Author: Germaine Greer
Title: Shakespeare's Wife
Release Date: March 17th, 2009
Publisher: Harper Perennial
Genre: Non-Fiction

Book Cover: "Little is known about Ann Hathaway, the wife of England's greatest playwright; a great deal has been assumed, none of it complimentary. In Shakespeare's Wife, Germaine Greer boldly breaks new ground, reclaiming this much maligned figure from generations of scholarly neglect and misogyny. With deep insight and intelligence, she offers daring and thoughtful new theories about the farmer's daughter who married Britain's immortal Bard, painting a vivid portrait of a truly remarkable woman." 

Taryn's Review: Who was Ann Hathaway Shakespeare besides the wife of William Shakespeare and the mother of his children? Germaine Greer tried to answer that question while also trying to destroy the idea that Shakespeare was miserable with his wife, a belief that many make in regard to the wives of famous men.


The book cover said that Greer painted a "vivid portrait of a truly remarkable woman." That might be a bit misleading. The book painted a vivid portrait of the woman Ann Hathaway might have been. There are very limited documents that survive today regarding Ann, her family, and life. Greer used sources from other women of the time period to suggest some character ideas for Ann Hathaway and Ann's role in the world.

The book was not a biography of Hathaway, in my opinion. We discussed this in great length during class, but for me, the book was a microhistory of late-sixteenth to early-seventeenth century married women who were a little higher on the class scale. Shakespeare's family was in debt and not well off, while it appeared that the Hathaways were a prominent family with no money issues, so there was a lot of speculation as to how and why Shakespeare and Hathaway ended up together (especially with her being eight years older than him, too). I don't know the answer, but Greer had fun postulating a hypothesis for us to consider.

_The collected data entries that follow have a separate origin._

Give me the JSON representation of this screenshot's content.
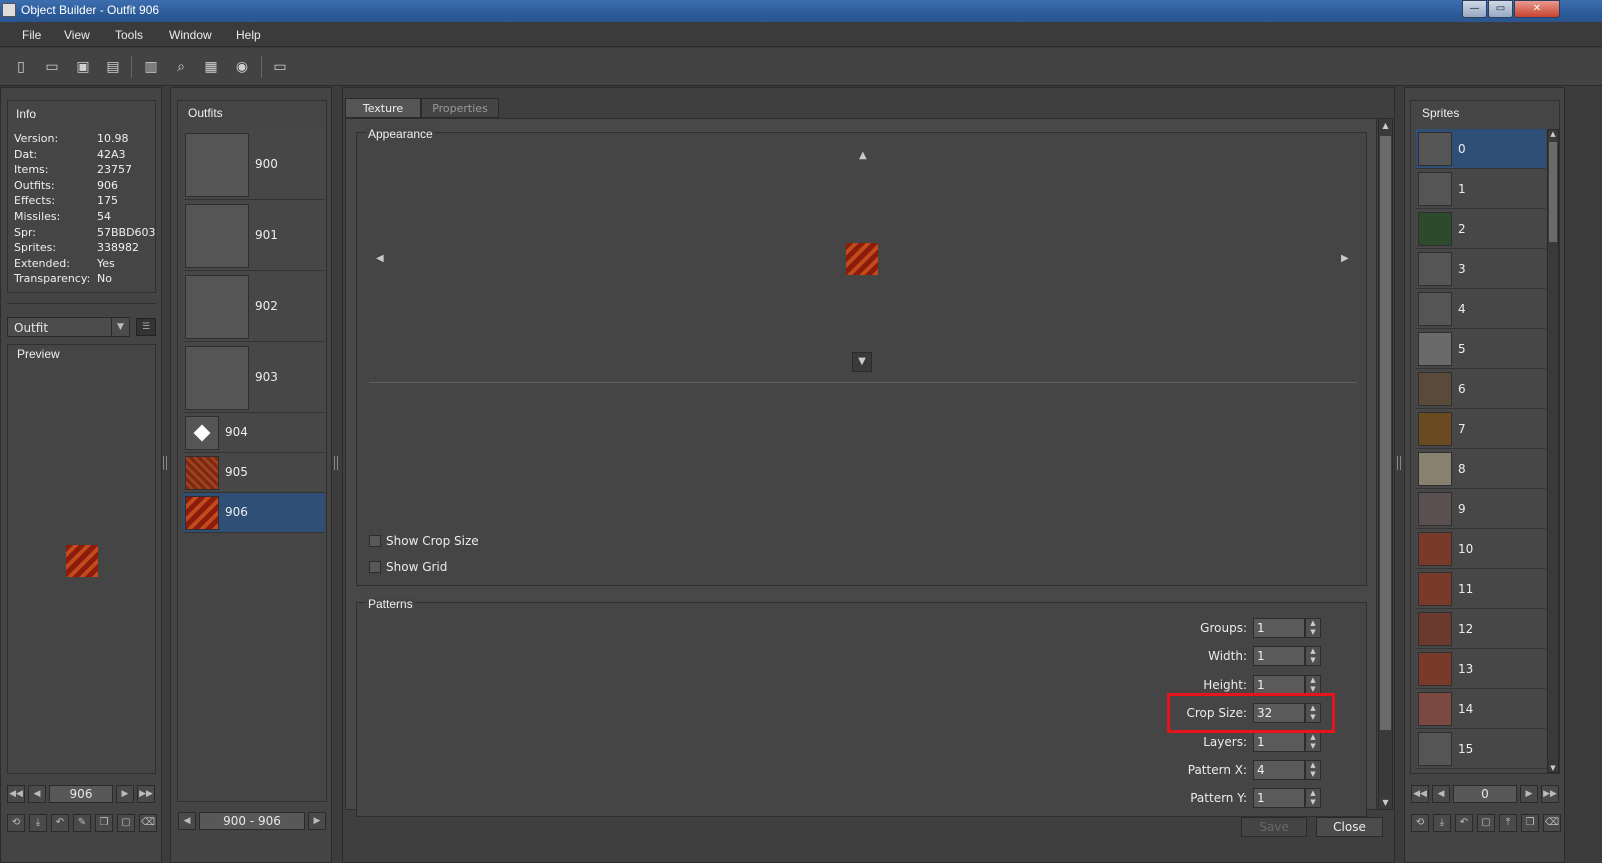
{
  "window": {
    "title": "Object Builder - Outfit 906",
    "min_label": "—",
    "max_label": "▭",
    "close_label": "✕"
  },
  "menu": [
    "File",
    "View",
    "Tools",
    "Window",
    "Help"
  ],
  "toolbar_icons": [
    "new-file-icon",
    "open-folder-icon",
    "save-icon",
    "save-as-icon",
    "compile-icon",
    "find-icon",
    "sprite-viewer-icon",
    "animation-icon",
    "settings-icon"
  ],
  "info": {
    "title": "Info",
    "rows": [
      {
        "k": "Version:",
        "v": "10.98"
      },
      {
        "k": "Dat:",
        "v": "42A3"
      },
      {
        "k": "Items:",
        "v": "23757"
      },
      {
        "k": "Outfits:",
        "v": "906"
      },
      {
        "k": "Effects:",
        "v": "175"
      },
      {
        "k": "Missiles:",
        "v": "54"
      },
      {
        "k": "Spr:",
        "v": "57BBD603"
      },
      {
        "k": "Sprites:",
        "v": "338982"
      },
      {
        "k": "Extended:",
        "v": "Yes"
      },
      {
        "k": "Transparency:",
        "v": "No"
      }
    ]
  },
  "type_select": {
    "value": "Outfit"
  },
  "preview": {
    "title": "Preview"
  },
  "left_nav": {
    "value": "906"
  },
  "outfits": {
    "title": "Outfits",
    "items": [
      {
        "id": "900"
      },
      {
        "id": "901"
      },
      {
        "id": "902"
      },
      {
        "id": "903"
      },
      {
        "id": "904"
      },
      {
        "id": "905"
      },
      {
        "id": "906"
      }
    ],
    "range": "900 - 906"
  },
  "tabs": {
    "texture": "Texture",
    "properties": "Properties"
  },
  "appearance": {
    "title": "Appearance",
    "show_crop": "Show Crop Size",
    "show_grid": "Show Grid"
  },
  "patterns": {
    "title": "Patterns",
    "rows": [
      {
        "label": "Groups:",
        "value": "1"
      },
      {
        "label": "Width:",
        "value": "1"
      },
      {
        "label": "Height:",
        "value": "1"
      },
      {
        "label": "Crop Size:",
        "value": "32"
      },
      {
        "label": "Layers:",
        "value": "1"
      },
      {
        "label": "Pattern X:",
        "value": "4"
      },
      {
        "label": "Pattern Y:",
        "value": "1"
      }
    ]
  },
  "buttons": {
    "save": "Save",
    "close": "Close"
  },
  "sprites": {
    "title": "Sprites",
    "items": [
      "0",
      "1",
      "2",
      "3",
      "4",
      "5",
      "6",
      "7",
      "8",
      "9",
      "10",
      "11",
      "12",
      "13",
      "14",
      "15"
    ],
    "nav_value": "0"
  },
  "colors": {
    "selected": "#2f4f77",
    "highlight": "#e8141c"
  }
}
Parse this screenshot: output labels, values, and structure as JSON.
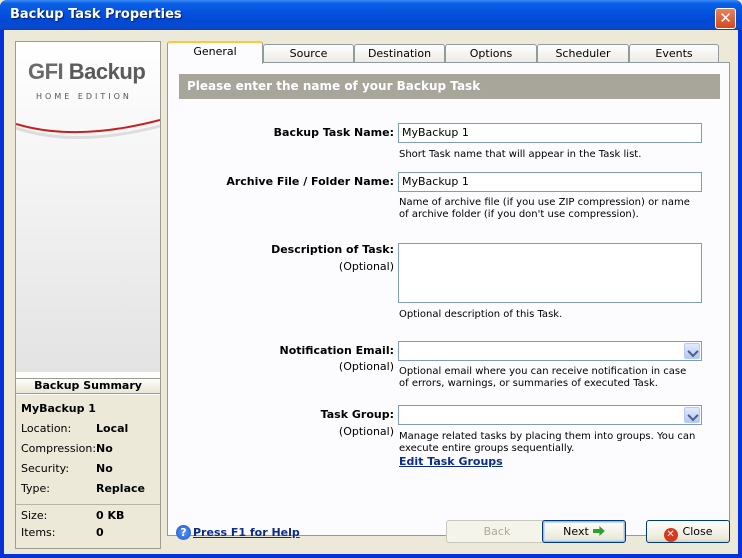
{
  "window": {
    "title": "Backup Task Properties",
    "close_glyph": "✕"
  },
  "sidebar": {
    "logo_brand": "GFI",
    "logo_product": "Backup",
    "logo_edition": "HOME EDITION",
    "summary_title": "Backup Summary",
    "task_name": "MyBackup 1",
    "rows": [
      {
        "key": "Location:",
        "value": "Local"
      },
      {
        "key": "Compression:",
        "value": "No"
      },
      {
        "key": "Security:",
        "value": "No"
      },
      {
        "key": "Type:",
        "value": "Replace"
      },
      {
        "key": "Size:",
        "value": "0 KB"
      },
      {
        "key": "Items:",
        "value": "0"
      }
    ]
  },
  "tabs": [
    {
      "label": "General",
      "active": true
    },
    {
      "label": "Source",
      "active": false
    },
    {
      "label": "Destination",
      "active": false
    },
    {
      "label": "Options",
      "active": false
    },
    {
      "label": "Scheduler",
      "active": false
    },
    {
      "label": "Events",
      "active": false
    }
  ],
  "general": {
    "banner": "Please enter the name of your Backup Task",
    "task_name_label": "Backup Task Name:",
    "task_name_value": "MyBackup 1",
    "task_name_hint": "Short Task name that will appear in the Task list.",
    "archive_label": "Archive File / Folder Name:",
    "archive_value": "MyBackup 1",
    "archive_hint": "Name of archive file (if you use ZIP compression) or name of archive folder (if you don't use compression).",
    "description_label": "Description of Task:",
    "description_optional": "(Optional)",
    "description_value": "",
    "description_hint": "Optional description of this Task.",
    "email_label": "Notification Email:",
    "email_optional": "(Optional)",
    "email_value": "",
    "email_hint": "Optional email where you can receive notification in case of errors, warnings, or summaries of executed Task.",
    "group_label": "Task Group:",
    "group_optional": "(Optional)",
    "group_value": "",
    "group_hint": "Manage related tasks by placing them into groups. You can execute entire groups sequentially.",
    "edit_groups_link": "Edit Task Groups"
  },
  "footer": {
    "help_icon": "?",
    "help_text": "Press F1 for Help",
    "back_label": "Back",
    "next_label": "Next",
    "close_label": "Close",
    "close_icon": "✕"
  },
  "icons": [
    "close-icon",
    "help-icon",
    "next-arrow-icon",
    "close-x-icon",
    "dropdown-arrow-icon"
  ],
  "colors": {
    "titlebar": "#0553e0",
    "banner": "#a8a69b",
    "link": "#0b2c8a",
    "active_tab_accent": "#ffc83c"
  }
}
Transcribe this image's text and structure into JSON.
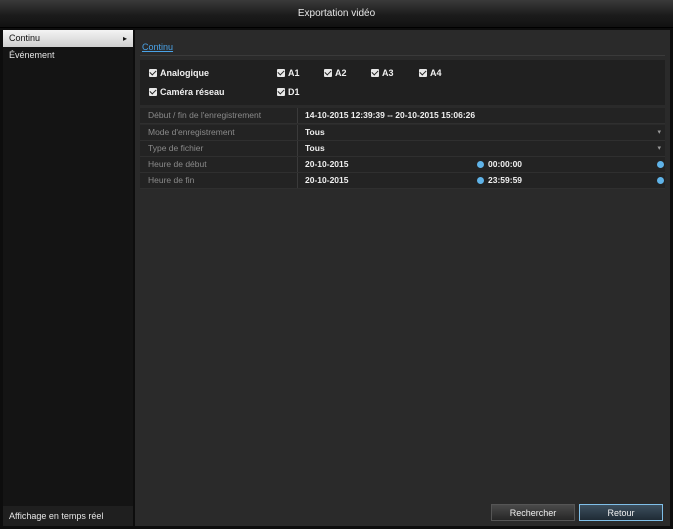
{
  "window": {
    "title": "Exportation vidéo"
  },
  "sidebar": {
    "items": [
      {
        "label": "Continu",
        "active": true
      },
      {
        "label": "Événement",
        "active": false
      }
    ],
    "bottom_label": "Affichage en temps réel"
  },
  "tabs": [
    {
      "label": "Continu"
    }
  ],
  "channels": {
    "analog": {
      "label": "Analogique",
      "checked": true
    },
    "network": {
      "label": "Caméra réseau",
      "checked": true
    },
    "analog_channels": [
      "A1",
      "A2",
      "A3",
      "A4"
    ],
    "network_channels": [
      "D1"
    ]
  },
  "form": {
    "range": {
      "label": "Début / fin de l'enregistrement",
      "value": "14-10-2015 12:39:39 -- 20-10-2015 15:06:26"
    },
    "record_mode": {
      "label": "Mode d'enregistrement",
      "value": "Tous"
    },
    "file_type": {
      "label": "Type de fichier",
      "value": "Tous"
    },
    "start": {
      "label": "Heure de début",
      "date": "20-10-2015",
      "time": "00:00:00"
    },
    "end": {
      "label": "Heure de fin",
      "date": "20-10-2015",
      "time": "23:59:59"
    }
  },
  "buttons": {
    "search": "Rechercher",
    "back": "Retour"
  },
  "colors": {
    "accent": "#5fb3e8",
    "tab_link": "#4aa3e8",
    "panel": "#2a2a2a"
  }
}
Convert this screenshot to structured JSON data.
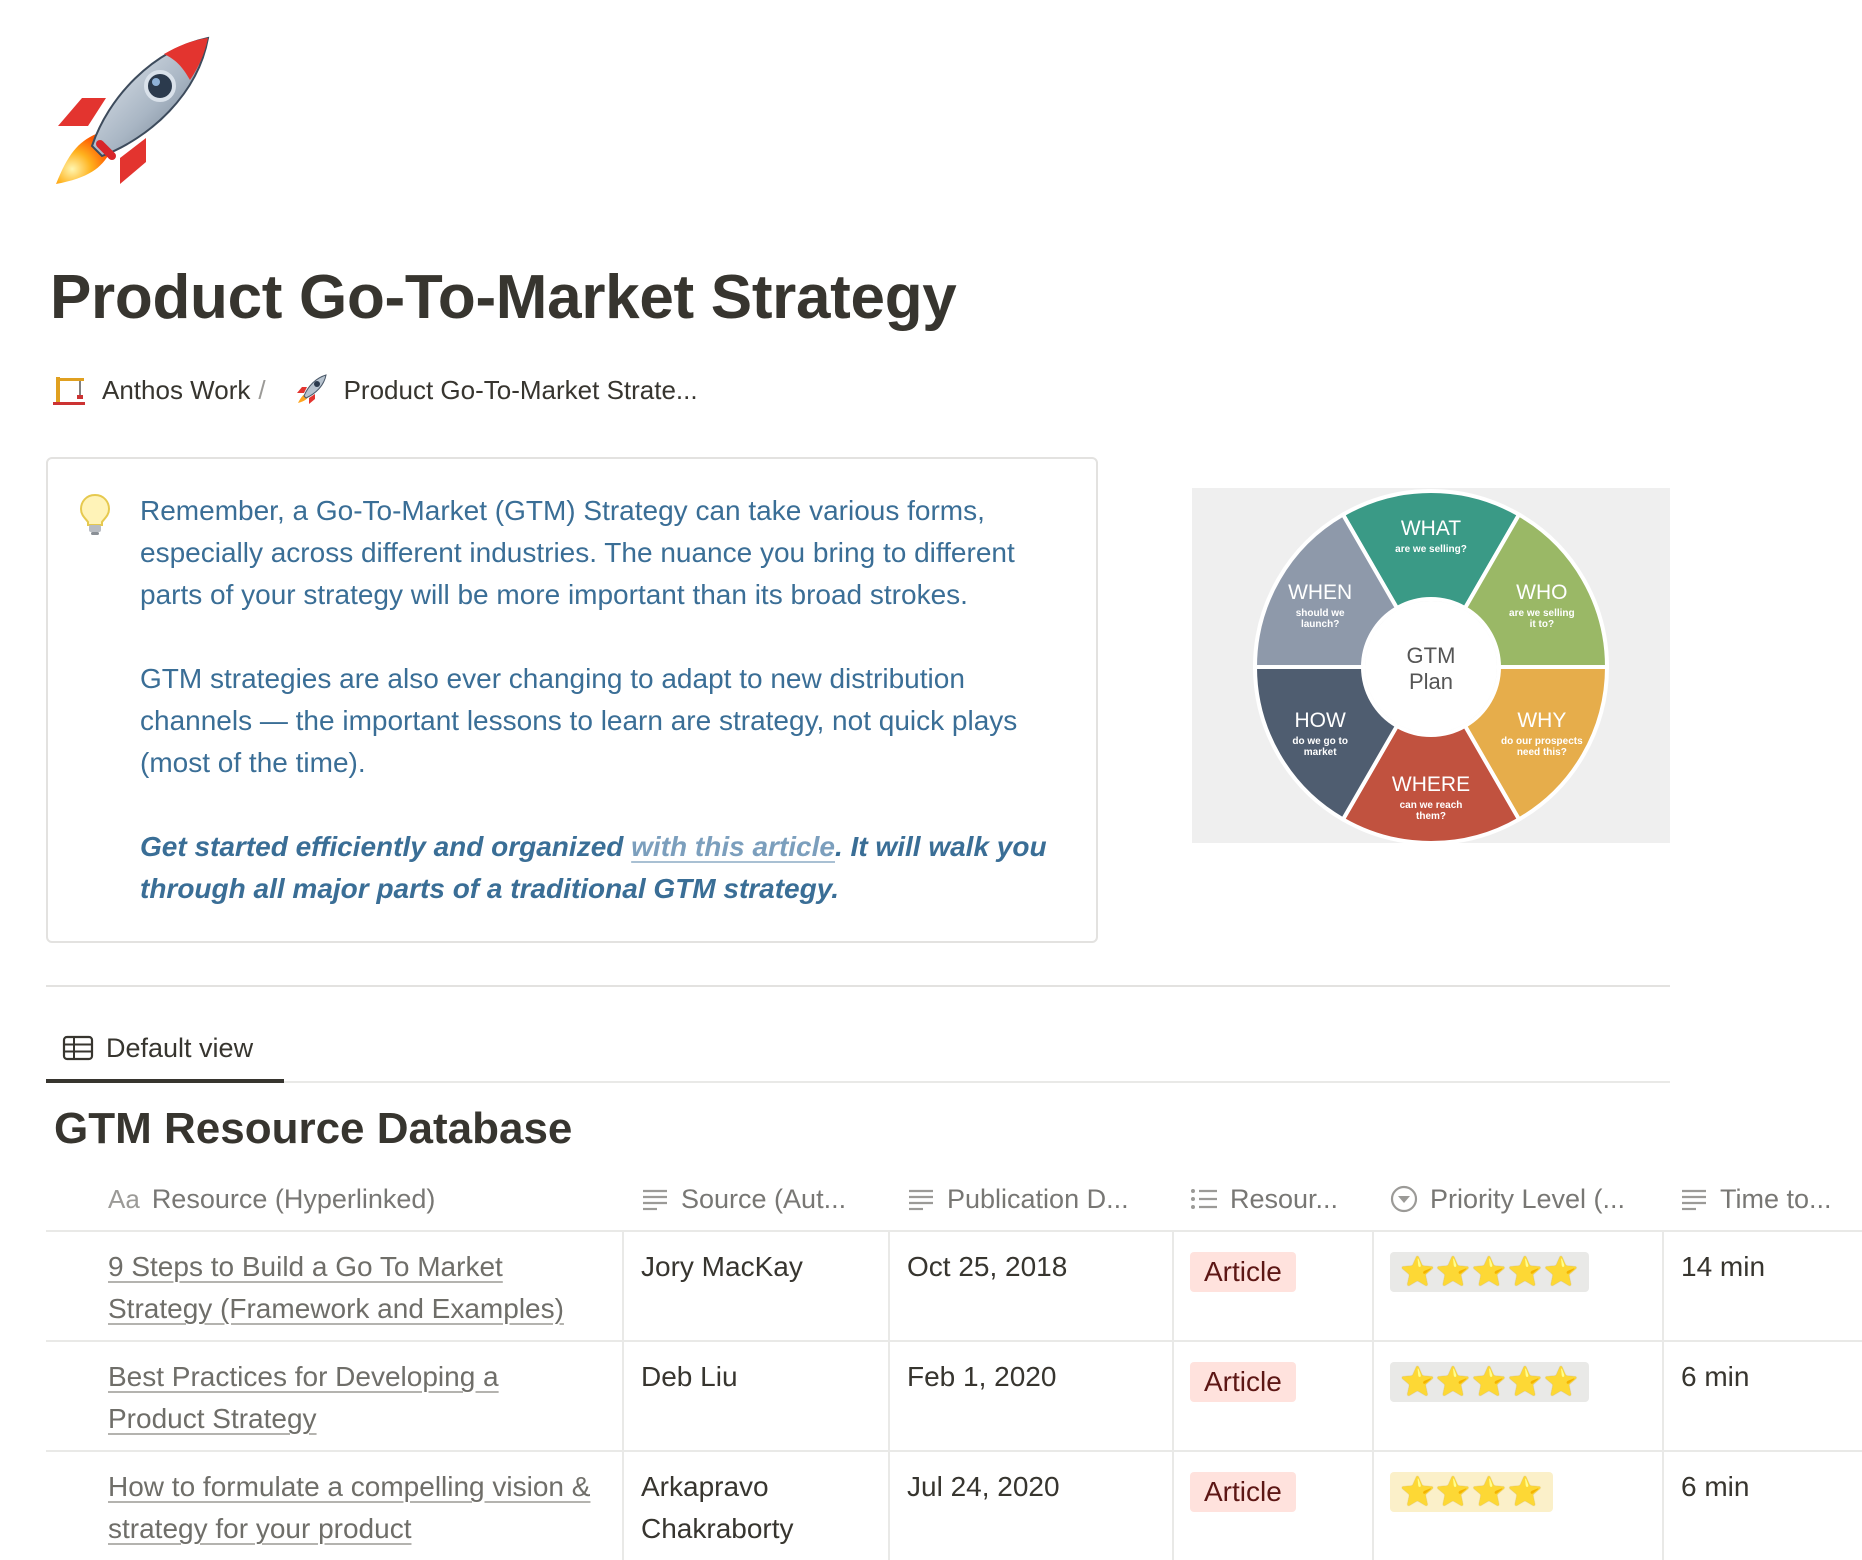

It is an interesting book to read and very readable. Greer's book also was in response to the book Will in the World: How Shakespeare Became Shakespeare by Stephen Greenblatt. Greenblatt loved the book and he is a very prominent (maybe the most knowledgeable?) Shakespeare biographer/writer of our time, so that might have colored the reception of the book.  It would be nice to read the two books as complements to one another. I haven't read Greenblatt's book, but I would like to and see how it meshes with Greer. Give the book a try if you have an interest in Hathaway, her husband, or the period.